St. Jude and the University of Tennessee Health Science Center are nationally recognized for their care of immunocompromised children and adolescents. Our trainees benefit from this unique clinical experience, not only by providing consultative services to these patients, but by gaining understanding in how immunodeficiency impacts other aspects of clinical care, such as infection prevention and antimicrobial stewardship.

Fellows participate in a minimum of 54 weeks of clinical rotations over three years. The clinical schedule is flexible. Typically, fellows spend approximately three months each on the consulting service at Le Bonheur Children’s Hospital and St. Jude Children's Research Hospital, and four weeks on the HIV service at St. Jude in their first year, then approximately two months at each hospital over the subsequent two years. A two-week refresher on the HIV service is scheduled in the third year to bring fellows up to date on therapy and prevention. In their second year, fellows spend four weeks with the Hematopoietic Stem Cell Transplant service. Programs are individualized, and may include additional rotations at either hospital and/or electives in Antimicrobial Stewardship, Infection Prevention, Global Health, and others.
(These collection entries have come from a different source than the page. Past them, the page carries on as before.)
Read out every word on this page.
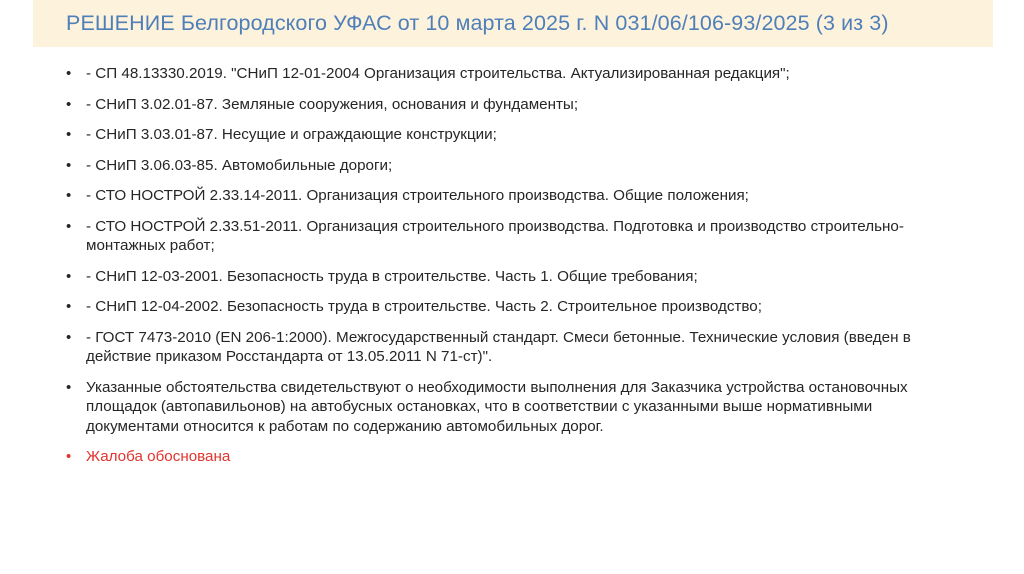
РЕШЕНИЕ Белгородского УФАС от 10 марта 2025 г. N 031/06/106-93/2025 (3 из 3)
• - СП 48.13330.2019. "СНиП 12-01-2004 Организация строительства. Актуализированная редакция";
• - СНиП 3.02.01-87. Земляные сооружения, основания и фундаменты;
• - СНиП 3.03.01-87. Несущие и ограждающие конструкции;
• - СНиП 3.06.03-85. Автомобильные дороги;
• - СТО НОСТРОЙ 2.33.14-2011. Организация строительного производства. Общие положения;
• - СТО НОСТРОЙ 2.33.51-2011. Организация строительного производства. Подготовка и производство строительно-монтажных работ;
• - СНиП 12-03-2001. Безопасность труда в строительстве. Часть 1. Общие требования;
• - СНиП 12-04-2002. Безопасность труда в строительстве. Часть 2. Строительное производство;
• - ГОСТ 7473-2010 (EN 206-1:2000). Межгосударственный стандарт. Смеси бетонные. Технические условия (введен в действие приказом Росстандарта от 13.05.2011 N 71-ст)".
• Указанные обстоятельства свидетельствуют о необходимости выполнения для Заказчика устройства остановочных площадок (автопавильонов) на автобусных остановках, что в соответствии с указанными выше нормативными документами относится к работам по содержанию автомобильных дорог.
• Жалоба обоснована
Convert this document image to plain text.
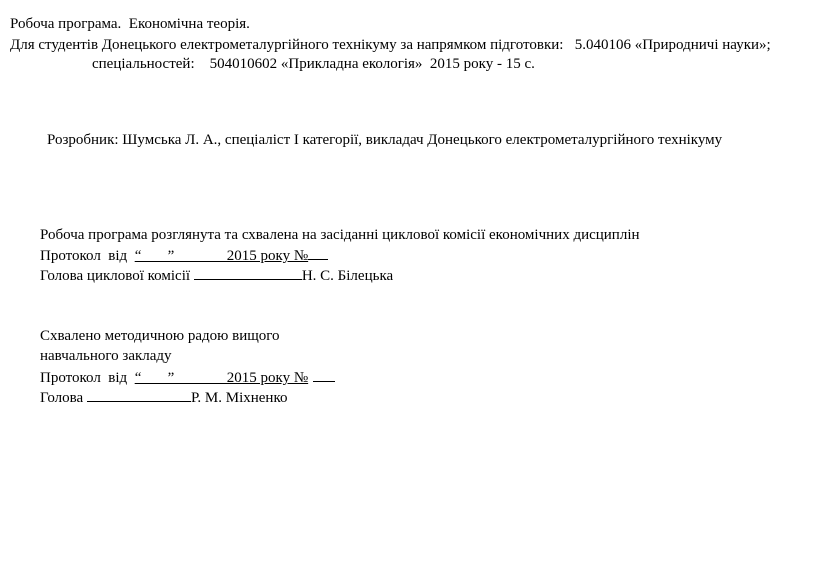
Робоча програма.  Економічна теорія.
Для студентів Донецького електрометалургійного технікуму за напрямком підготовки:   5.040106 «Природничі науки»;
спеціальностей:    504010602 «Прикладна екологія»  2015 року - 15 с.
Розробник: Шумська Л. А., спеціаліст І категорії, викладач Донецького електрометалургійного технікуму
Робоча програма розглянута та схвалена на засіданні циклової комісії економічних дисциплін
Протокол  від  “       ”              2015 року №
Голова циклової комісії	Н. С. Білецька
Схвалено методичною радою вищого
навчального закладу
Протокол  від  “       ”              2015 року №
Голова	Р. М. Міхненко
Le Bonheur Children's Hospital is a 255-bed TJC-accredited and Magnet-designated freestanding children's hospital that has been recognized as a U.S. News and World Report "Best Children’s Hospital." There are approximately 14,000 hospital patients, 95,000 outpatient visits and 80,000 Emergency Department visits annually. Fellows also see neonates and infants in consultation at the adjacent Regional One Health Medical Center NICU. Le Bonheur is the primary pediatric teaching site for the University of Tennessee Health Sciences Center and home to the only Level 1 pediatric trauma center in the Mid-South and the region's only Level IV NICU. Fellows on the clinical service at Le Bonheur see inpatients, and provide consultations and longitudinal care to children at weekly Infectious Diseases outpatient clinics.

St. Jude Children's Research Hospital is a 78-bed TJC-accredited and Magnet-designated freestanding hospital. It primarily serves children with cancer, non-malignant hematological disorders, and HIV infection and hosts the annual St. Jude-Pediatric Infectious Diseases Research Conference and the Pediatric Transplant ID Symposium. 7,800 active patients are followed annually, mostly as outpatients. The HIV Clinical Program at St. Jude has been recognized as a Center of Excellence by the Robert Wood Johnson Foundation and is an International Maternal Pediatric Adolescent AIDS Clinical Trials (IMPAACT), Adolescent Trials Network (ATN), and Pediatric HIV/AIDS Cohort Study (PHACS) study site. At St. Jude, fellows rotate with Oncology, Transplant, and HIV services.

Fellows take home call at night during their clinical rotations only, and have one day off per week (averaged monthly). At each site, the fellow supervises pediatric and medicine/pediatric residents, pharmacy residents, and medical students. Didactic teaching includes a weekly clinical conference, journal club, board review, and others.